Oman’s export capacity was boosted from 10.2 mtpa to 11.4 mtpa after some de-bottlenecking work completed in 2023. But the sultanate is considering plans to add a fourth train.
“Plans to add a fourth train are still at the evaluation stage from the government,” he said. “Discussions are still ongoing. A technical evaluation was done,” he told Gas Outlook, adding that a decision could be expected by early 2025.
Alamri said buyers’ interest for Omani LNG has been high, something he attributes to Oman’s advantages – including its geographical position and its neutral political stance on the international scene. He also stressed the fact that the sultanate is an established LNG exporter with a brownfield LNG infrastructure for which costs have been long sunk in.
“We position ourselves as a very flexible producer,” he said. “We offer a mixture of free-on-board (FOB) and delivered ex-ship (DES) terms in new contracts, with a majority of FOB,” he said. The FOB terms of the contract mean the buyer can ship the cargoes anywhere without destination restrictions.
“Obviously, the terms depend on the preference and the flexibility that each party needs. For us obviously, using DES can be important to match our own requirements for optimisation and operational flexibility that we can use,” he said.

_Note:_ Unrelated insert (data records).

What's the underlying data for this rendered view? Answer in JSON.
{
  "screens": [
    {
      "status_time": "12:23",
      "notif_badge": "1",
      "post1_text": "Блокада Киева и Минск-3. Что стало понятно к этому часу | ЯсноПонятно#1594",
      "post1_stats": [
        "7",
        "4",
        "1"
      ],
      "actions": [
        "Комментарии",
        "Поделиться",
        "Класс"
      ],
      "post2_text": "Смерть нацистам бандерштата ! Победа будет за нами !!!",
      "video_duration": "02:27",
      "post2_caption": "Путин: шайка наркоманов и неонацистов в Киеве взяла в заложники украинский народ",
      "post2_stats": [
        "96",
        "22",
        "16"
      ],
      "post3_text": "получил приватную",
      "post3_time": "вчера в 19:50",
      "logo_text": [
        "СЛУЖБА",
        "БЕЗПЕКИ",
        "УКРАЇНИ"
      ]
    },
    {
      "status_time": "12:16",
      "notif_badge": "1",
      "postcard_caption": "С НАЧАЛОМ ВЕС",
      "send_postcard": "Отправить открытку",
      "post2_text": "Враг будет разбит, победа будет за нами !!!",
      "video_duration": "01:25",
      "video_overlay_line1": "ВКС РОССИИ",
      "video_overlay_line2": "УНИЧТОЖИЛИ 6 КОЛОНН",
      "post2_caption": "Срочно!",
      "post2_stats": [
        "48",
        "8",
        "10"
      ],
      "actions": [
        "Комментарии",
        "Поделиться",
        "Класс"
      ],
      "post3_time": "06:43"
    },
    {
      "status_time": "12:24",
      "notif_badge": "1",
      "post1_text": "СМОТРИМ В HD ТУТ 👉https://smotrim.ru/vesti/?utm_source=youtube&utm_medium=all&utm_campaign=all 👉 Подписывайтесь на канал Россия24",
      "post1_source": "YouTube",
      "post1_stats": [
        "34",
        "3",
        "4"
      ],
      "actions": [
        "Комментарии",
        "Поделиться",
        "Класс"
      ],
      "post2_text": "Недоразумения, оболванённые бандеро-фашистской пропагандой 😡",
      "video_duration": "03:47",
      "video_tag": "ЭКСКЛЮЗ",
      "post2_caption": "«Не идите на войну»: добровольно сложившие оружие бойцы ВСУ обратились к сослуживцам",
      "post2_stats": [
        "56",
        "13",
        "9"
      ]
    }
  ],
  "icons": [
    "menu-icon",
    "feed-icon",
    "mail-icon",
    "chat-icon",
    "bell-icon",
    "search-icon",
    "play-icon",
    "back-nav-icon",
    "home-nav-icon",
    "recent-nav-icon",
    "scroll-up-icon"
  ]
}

In terms of prices, Oman LNG remains generally committed to oil-indexation. “We will always be biased towards Brent. That’s a fact given the nature of Oman’s economy. But we still look at different indices, depending on economics.”
Oman LNG published its 2023 LNG report on Tuesday. Oman LNG delivered 173 LNG cargoes in 2023, down a touch from 176 in 2022, and 31 natural gas liquids cargoes. Its sales comprised 94% via contracts and 6% via spot sales.